I have an Excel Spreadsheet with product data from a website, with the following column headings:
ProductID, ProductDescription
The ProductDescription field contains HTML detailing the full description of a website product, and within each description the weight is displayed as part of a string (e.g. 'Weight is 950g' or 'Weight is 1.5kg') with no space between the number and the unit of weight.
What I wish to do is:
Import the XL spreadsheet into a Pandas Dataframe
Create a new column named 'Weight'
Parse each 'ProductDescription' (approximately 5000 rows of products) and, using regex, find the text where the weight is mentioned (it can be identified as 'XXXXg' or 'XXXXkg') and place this in the 'weight' column of the dataframe as a numerical value (float).
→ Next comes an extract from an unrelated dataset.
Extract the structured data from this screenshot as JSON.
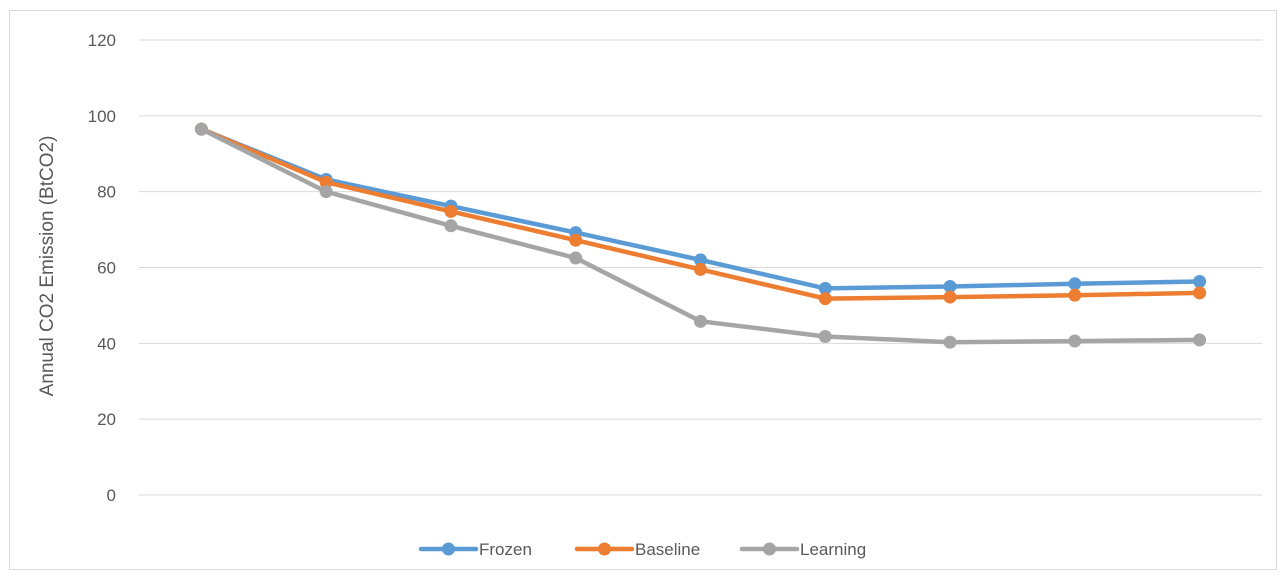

Finally export this new three-column dataframe as an excel file.
I've botched together a small script below, but it is throwing up errors constantly. If anyone could help, I would be most grateful.
import pandas as pd
import re as re
def weight(inputString):
result = [re.search('([0-9.]+[kgG]{1,2})', s) for s in inputString]
return result
excel_file = 'Products.xlsx'
df = pd.read_excel(excel_file)
df['Weight'] = df['ProductDescription'].apply(weight)
I hope you can help. Please excuse my inelegantly stuck-together code! I'm still VERY new to this.